Roger: If the environment of the earth did not change, there would be no evolution.
@Michael_Peterson
Thank you for your response. Usually I do not try to argue either genetics or ecology, but because the quote I was using, which was not mine, that is probably the way the argument came out.
I agree with Darwin that evolution has two components, Variation which is genetic and Natural Selection which is for me ecological. The problem which I have with most neoDarwinian evolution that I have encountered, is that they have mined the Variation aspect quite thoroughly, but neglect or misconstrue Natural Selection. This is especially true of Dawkins, who claims to be the true spokesperson for Darwinism and evolution. I take4 him as his word, unless someone can show me who is a better spokesperson or what book can explain evolution better.
That being said, Variation AND ecological Natural Selection are both needed for evolution, not either/or but both.
Part of the problem that I have with what you and many others say is that they do not place their theory is a real setting. I certainly agree that genetic changes can take place independent of ecological changes, but it is the task of Natural Selection to select out or select in those changes. Mutations do not make a difference if they are selected out, only if they are selected in.

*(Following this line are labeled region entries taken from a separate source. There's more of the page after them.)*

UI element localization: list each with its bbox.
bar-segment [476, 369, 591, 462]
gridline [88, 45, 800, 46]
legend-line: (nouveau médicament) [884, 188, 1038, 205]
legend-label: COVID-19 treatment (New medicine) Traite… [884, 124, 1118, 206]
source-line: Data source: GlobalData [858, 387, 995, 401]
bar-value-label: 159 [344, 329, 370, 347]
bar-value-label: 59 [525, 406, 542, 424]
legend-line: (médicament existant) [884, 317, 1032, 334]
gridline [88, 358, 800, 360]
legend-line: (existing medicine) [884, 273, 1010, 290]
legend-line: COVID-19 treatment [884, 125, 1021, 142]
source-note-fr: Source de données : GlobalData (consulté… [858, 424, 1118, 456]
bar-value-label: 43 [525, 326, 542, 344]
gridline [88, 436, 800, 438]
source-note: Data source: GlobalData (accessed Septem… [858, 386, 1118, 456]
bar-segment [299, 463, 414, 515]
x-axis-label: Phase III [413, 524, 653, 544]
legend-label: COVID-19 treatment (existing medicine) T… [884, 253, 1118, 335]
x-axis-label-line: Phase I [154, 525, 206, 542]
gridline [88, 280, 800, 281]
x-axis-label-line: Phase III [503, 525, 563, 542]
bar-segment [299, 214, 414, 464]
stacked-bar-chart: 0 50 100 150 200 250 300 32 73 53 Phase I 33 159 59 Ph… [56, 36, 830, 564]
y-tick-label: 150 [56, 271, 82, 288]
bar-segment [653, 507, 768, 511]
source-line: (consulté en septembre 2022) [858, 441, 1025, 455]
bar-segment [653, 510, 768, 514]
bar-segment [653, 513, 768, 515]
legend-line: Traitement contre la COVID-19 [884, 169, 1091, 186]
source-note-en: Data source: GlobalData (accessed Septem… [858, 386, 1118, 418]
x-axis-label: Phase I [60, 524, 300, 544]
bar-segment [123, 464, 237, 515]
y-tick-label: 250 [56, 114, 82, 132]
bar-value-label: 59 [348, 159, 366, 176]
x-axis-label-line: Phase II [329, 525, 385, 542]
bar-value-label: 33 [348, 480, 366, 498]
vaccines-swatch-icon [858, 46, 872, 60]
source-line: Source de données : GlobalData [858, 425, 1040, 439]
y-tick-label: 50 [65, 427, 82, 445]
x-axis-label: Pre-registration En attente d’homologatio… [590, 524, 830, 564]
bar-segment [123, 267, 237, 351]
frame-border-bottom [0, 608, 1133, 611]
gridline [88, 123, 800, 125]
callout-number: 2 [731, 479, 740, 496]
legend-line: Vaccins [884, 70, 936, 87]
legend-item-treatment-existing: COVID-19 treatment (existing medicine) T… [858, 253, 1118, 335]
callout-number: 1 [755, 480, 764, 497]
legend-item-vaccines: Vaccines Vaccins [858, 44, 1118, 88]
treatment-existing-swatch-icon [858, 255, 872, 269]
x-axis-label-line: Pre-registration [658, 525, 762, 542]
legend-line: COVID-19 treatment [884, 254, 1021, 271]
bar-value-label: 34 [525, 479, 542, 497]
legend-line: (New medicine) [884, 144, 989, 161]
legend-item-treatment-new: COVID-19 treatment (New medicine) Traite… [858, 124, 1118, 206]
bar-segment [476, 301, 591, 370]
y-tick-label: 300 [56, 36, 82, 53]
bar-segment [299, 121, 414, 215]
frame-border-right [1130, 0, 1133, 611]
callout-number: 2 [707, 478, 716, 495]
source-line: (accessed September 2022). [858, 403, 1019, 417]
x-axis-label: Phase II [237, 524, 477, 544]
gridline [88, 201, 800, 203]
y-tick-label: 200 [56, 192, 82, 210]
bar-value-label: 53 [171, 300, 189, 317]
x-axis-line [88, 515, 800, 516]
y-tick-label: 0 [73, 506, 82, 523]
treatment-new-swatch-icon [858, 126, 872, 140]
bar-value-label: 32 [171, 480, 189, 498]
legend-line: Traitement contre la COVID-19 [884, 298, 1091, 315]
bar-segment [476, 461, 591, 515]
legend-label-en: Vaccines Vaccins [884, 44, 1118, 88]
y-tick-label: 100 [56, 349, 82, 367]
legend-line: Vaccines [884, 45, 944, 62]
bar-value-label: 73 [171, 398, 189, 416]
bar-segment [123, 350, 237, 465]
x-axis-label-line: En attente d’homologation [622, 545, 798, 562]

If they are selected in for technical reasons, rather than for ecological reasons, I would not call that evolution. The evolution of a new species takes place when two groups of the original species are separated into different environments, so they are genetically different.
Let me give you my best example of how the ecology determines evolution. Everyone knows how the non-avian dinosaurs went extinct, right. It was not because of competition with mammals. It was not because they changed genetically. It was because of climate change. It became colder and their environmental niche gradually disappeared and so did they.
Now if you define evolution as genetic change, then the extinction of the dinosaurs was not an evolutionary event, but clearly the change in climate benefited those mammals who survived the die off and opened new ecological niches for them. That in turn favored genetic changes as they adapted to their new surroundings.
In your opinion would human beings evolved if this were still the world of the dinosaurs?